Identity Management: Just Use Keycloak™

Many projects start off with a basic requirement of having email + password based authenticated users, sign-in and sign-up flows, registration, forgot password, etc. Soon, you need to support browser as well as mobile app flows (using OAuth2). As the product matures, you realize you need Access Management – the ability to restrict access to certain areas of your app based on roles. Later, you need to deal with changing user roles or role permissions, issuing temporary user bans, user deletions, etc. After tasting success, you decide to rollout a bunch of related products and now you wish you had Single Sign-On (SSO).

From an infrastructure perspective, the user identity endpoints are a bit of a hotspot. Login, Forgot Password, Registration, are all public endpoints that are hugely interesting to people to trying to abuse or break into your system. Do you really want these to share resources with the rest of your app? (Sure, Cloudflare and similar solutions can mitigate that risk)

It's tempting to think your product doesn't require a fancypants Identity and Access Management solution; that you can roll your own backend that supports all your needs. We built one too, and it barely took a week – using oauthlib, Flask-Admin, Flask-Marshmallow, and a bunch of other sugary sweets – complete with cascading permissions and supporting complex overrides, with client and server-side permission checks. That was before we found Keycloak.

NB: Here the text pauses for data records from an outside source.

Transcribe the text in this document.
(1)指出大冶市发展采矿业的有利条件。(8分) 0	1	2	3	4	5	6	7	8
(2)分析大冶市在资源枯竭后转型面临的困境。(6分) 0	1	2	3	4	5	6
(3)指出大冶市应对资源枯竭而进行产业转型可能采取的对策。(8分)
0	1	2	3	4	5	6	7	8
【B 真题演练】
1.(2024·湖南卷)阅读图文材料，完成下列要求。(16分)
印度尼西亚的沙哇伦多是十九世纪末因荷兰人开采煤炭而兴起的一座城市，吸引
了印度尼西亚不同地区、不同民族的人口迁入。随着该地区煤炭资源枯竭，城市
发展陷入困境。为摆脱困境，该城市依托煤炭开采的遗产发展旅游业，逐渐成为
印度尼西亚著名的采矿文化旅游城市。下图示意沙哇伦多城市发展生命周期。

Hosted solutions like AWS Cognito exist, but are a bit too complex to manage especially if you are looking for a multi-cloud portable solution. That's just my personal opinion though.

Keycloak is the most comprehensive solution I've seen in the open-source world so far. If you're using Auth0 and looking for something open-source or self-hosted, this could fit your requirements. Keycloak is also docker and k8s friendly, so setting up a cluster with horizontal scaling can be easy. It's not exactly lightweight, scaling horizontally is the way to go.